Salah satu runitinitas para Samanera dan Atthasilani di Padepokan Dhammadipa Arama Batu adalah melakukan
khotbah (Dhammadesana) secara bergilir yang telah diatur oleh kelurahan
Padepokan Dhammadipa Arama Batu. Khotbah yang dilakukan merupakan
bagian dari training (pelatihan) yang terlaksana di
Padepokan Dhammadipa Arama Batu. Training
ini dilakukan karena melihat
secara nyata adanya kelemahan dalam public
speaking Samanera dan Atthasilani , sehingga training sangatlah dibutuhkan.
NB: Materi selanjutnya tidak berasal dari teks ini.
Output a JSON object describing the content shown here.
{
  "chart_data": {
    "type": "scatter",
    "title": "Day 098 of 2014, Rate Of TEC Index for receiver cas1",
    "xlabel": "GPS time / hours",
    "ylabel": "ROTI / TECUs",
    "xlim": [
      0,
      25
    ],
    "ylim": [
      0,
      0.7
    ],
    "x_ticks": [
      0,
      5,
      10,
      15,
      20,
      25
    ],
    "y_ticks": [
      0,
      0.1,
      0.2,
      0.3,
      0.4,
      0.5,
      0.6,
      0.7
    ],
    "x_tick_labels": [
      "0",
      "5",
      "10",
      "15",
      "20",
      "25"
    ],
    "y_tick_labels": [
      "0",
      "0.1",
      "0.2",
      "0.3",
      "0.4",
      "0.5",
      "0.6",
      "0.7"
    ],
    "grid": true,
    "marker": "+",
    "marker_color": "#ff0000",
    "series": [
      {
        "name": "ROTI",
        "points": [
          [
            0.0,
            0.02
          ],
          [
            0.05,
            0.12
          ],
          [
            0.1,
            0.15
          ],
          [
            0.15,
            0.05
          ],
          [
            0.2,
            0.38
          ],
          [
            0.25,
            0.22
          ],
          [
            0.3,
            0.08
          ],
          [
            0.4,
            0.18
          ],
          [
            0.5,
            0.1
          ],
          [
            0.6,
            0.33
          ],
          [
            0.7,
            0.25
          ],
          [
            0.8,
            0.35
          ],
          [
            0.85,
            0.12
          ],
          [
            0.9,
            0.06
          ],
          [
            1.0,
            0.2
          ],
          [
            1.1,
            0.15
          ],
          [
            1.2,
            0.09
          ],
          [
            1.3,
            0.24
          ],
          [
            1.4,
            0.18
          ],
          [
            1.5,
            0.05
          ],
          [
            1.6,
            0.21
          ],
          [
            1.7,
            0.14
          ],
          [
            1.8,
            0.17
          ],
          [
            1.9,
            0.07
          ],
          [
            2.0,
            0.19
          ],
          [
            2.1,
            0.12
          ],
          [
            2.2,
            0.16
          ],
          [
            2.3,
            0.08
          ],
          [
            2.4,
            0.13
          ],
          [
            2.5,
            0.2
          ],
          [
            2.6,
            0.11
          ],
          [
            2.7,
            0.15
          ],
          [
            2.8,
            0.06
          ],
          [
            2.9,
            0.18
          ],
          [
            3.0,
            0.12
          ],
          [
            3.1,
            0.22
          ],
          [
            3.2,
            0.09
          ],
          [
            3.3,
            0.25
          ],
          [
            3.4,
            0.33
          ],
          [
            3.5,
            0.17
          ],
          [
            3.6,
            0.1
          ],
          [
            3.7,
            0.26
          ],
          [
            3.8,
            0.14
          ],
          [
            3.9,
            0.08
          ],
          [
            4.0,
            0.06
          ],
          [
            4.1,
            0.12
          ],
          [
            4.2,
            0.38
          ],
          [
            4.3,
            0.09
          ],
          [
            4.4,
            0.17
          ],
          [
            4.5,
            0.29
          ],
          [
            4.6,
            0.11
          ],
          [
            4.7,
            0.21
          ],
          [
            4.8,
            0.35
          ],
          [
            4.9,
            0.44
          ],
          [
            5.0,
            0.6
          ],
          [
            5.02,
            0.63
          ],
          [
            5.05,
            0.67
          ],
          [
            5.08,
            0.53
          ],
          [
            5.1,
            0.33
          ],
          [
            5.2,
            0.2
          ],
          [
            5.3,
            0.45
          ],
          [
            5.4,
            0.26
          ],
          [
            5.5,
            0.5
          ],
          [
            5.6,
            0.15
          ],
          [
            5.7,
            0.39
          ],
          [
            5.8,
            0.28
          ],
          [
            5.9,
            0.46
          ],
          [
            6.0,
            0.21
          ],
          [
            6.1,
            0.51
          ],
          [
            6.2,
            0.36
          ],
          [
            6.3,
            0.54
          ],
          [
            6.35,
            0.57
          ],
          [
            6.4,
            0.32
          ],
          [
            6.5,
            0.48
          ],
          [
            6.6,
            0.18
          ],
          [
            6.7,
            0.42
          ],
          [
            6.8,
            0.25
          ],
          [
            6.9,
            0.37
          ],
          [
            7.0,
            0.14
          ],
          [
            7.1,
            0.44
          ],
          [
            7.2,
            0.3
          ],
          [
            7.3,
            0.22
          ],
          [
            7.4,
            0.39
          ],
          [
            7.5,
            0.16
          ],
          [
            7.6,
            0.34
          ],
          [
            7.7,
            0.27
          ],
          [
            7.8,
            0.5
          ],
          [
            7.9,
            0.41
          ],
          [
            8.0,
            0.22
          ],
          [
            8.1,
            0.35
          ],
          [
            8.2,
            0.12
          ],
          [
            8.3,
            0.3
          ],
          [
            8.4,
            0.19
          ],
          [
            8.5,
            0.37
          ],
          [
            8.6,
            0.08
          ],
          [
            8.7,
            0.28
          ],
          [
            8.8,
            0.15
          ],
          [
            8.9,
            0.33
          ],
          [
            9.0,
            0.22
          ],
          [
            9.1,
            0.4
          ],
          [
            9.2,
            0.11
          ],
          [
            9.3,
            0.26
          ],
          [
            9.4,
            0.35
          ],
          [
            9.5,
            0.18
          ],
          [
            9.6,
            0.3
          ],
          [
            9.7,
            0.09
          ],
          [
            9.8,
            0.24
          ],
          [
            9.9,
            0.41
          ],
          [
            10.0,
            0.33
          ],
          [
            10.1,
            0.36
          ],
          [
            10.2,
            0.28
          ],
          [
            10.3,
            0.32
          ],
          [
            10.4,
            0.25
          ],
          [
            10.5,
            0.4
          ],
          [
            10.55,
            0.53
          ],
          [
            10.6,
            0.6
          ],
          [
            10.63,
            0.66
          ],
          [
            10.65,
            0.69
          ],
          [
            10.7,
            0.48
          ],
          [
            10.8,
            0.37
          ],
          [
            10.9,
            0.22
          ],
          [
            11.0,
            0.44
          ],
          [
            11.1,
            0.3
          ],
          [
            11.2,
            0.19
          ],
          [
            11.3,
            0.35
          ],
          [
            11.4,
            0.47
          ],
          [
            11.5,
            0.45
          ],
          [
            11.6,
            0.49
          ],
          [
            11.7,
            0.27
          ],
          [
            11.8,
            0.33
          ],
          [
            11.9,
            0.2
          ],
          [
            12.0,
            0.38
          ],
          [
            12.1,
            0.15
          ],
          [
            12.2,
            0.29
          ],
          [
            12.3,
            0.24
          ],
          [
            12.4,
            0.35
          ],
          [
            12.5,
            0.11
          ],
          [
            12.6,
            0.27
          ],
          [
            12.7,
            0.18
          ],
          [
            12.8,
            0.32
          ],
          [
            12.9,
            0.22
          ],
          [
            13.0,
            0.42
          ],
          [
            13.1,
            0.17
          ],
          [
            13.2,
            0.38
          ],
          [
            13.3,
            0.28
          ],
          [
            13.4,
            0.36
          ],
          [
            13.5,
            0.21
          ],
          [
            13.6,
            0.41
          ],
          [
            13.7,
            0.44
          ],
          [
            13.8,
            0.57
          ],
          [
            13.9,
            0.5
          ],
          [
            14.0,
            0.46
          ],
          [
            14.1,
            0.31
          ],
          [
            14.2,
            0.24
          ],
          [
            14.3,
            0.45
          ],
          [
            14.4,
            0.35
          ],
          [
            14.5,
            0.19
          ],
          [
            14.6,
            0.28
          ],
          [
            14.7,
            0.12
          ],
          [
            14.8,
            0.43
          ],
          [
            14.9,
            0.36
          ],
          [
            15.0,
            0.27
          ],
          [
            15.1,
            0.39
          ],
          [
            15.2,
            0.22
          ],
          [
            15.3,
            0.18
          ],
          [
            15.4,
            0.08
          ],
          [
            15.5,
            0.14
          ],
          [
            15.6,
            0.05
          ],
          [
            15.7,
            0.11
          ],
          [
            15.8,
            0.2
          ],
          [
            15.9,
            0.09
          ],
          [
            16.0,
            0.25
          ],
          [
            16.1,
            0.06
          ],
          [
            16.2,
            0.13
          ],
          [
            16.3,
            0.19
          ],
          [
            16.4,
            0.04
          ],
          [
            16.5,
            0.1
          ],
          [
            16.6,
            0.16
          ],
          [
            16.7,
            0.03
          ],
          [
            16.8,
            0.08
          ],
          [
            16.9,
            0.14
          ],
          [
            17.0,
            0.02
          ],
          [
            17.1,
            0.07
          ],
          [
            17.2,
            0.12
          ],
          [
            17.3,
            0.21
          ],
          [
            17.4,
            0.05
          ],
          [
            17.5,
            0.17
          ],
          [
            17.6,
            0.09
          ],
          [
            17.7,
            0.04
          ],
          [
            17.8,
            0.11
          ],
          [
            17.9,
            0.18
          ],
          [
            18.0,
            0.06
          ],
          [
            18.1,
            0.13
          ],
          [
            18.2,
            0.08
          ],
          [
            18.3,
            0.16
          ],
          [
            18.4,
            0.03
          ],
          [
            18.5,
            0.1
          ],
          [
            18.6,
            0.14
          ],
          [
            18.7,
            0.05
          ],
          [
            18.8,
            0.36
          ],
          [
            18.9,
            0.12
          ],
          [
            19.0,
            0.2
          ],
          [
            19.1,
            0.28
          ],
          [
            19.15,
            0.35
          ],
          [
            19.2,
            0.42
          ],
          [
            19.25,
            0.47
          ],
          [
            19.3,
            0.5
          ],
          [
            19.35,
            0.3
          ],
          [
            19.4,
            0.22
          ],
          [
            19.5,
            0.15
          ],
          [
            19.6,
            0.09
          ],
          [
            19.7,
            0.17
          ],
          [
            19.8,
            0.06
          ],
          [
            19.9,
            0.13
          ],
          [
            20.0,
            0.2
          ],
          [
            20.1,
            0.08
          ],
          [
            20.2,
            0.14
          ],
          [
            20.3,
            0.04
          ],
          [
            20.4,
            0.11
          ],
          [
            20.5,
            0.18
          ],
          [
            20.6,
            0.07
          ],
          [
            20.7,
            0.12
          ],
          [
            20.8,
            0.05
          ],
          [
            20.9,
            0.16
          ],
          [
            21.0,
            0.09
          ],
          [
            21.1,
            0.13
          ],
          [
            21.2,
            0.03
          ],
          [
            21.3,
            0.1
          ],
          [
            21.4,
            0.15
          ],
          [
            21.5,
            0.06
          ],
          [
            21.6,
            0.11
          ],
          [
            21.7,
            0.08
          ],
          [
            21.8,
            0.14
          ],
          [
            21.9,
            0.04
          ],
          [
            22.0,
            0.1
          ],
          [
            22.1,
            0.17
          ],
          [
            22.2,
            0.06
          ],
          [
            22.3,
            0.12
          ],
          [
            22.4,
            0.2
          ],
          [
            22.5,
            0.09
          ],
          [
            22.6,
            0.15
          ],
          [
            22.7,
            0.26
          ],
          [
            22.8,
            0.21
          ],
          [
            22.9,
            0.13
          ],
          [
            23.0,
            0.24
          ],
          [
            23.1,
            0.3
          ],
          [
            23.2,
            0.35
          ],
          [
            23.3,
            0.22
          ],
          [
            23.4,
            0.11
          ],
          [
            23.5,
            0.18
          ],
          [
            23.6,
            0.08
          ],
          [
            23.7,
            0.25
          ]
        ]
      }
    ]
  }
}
Kami para
bhikkhu dapat disebut sebagai trainer (pelatih) yang selalu mendampingi pada saat para Samanera dan Atthasilani melakukan khotbah, setelah usai para trainer melakukan forum kelas diskusi sebagai
evaluasi terkait public
speaking.
Training secara
resmi dilakukan dengan bekerjasama pada lembaga IPSA (Indonesian Professional
Speakers Assosation), terkait hal itupula para trainer saat ini di Padepokan Dhammadipa Arama
batu berjumlah empat orang bhikkhu yang dimana kesemuanya itu adalah
anggota IPSA. Public speaking training telah penulis lakukan kepada para Samanera dan Atthasilani sejak 2018 sampai saat ini sebanyak dua kali pelatihan dengan melakukan pembagian kelas
sesuai angkatan senioritas di Padepokan Dhammadipa Arama Batu.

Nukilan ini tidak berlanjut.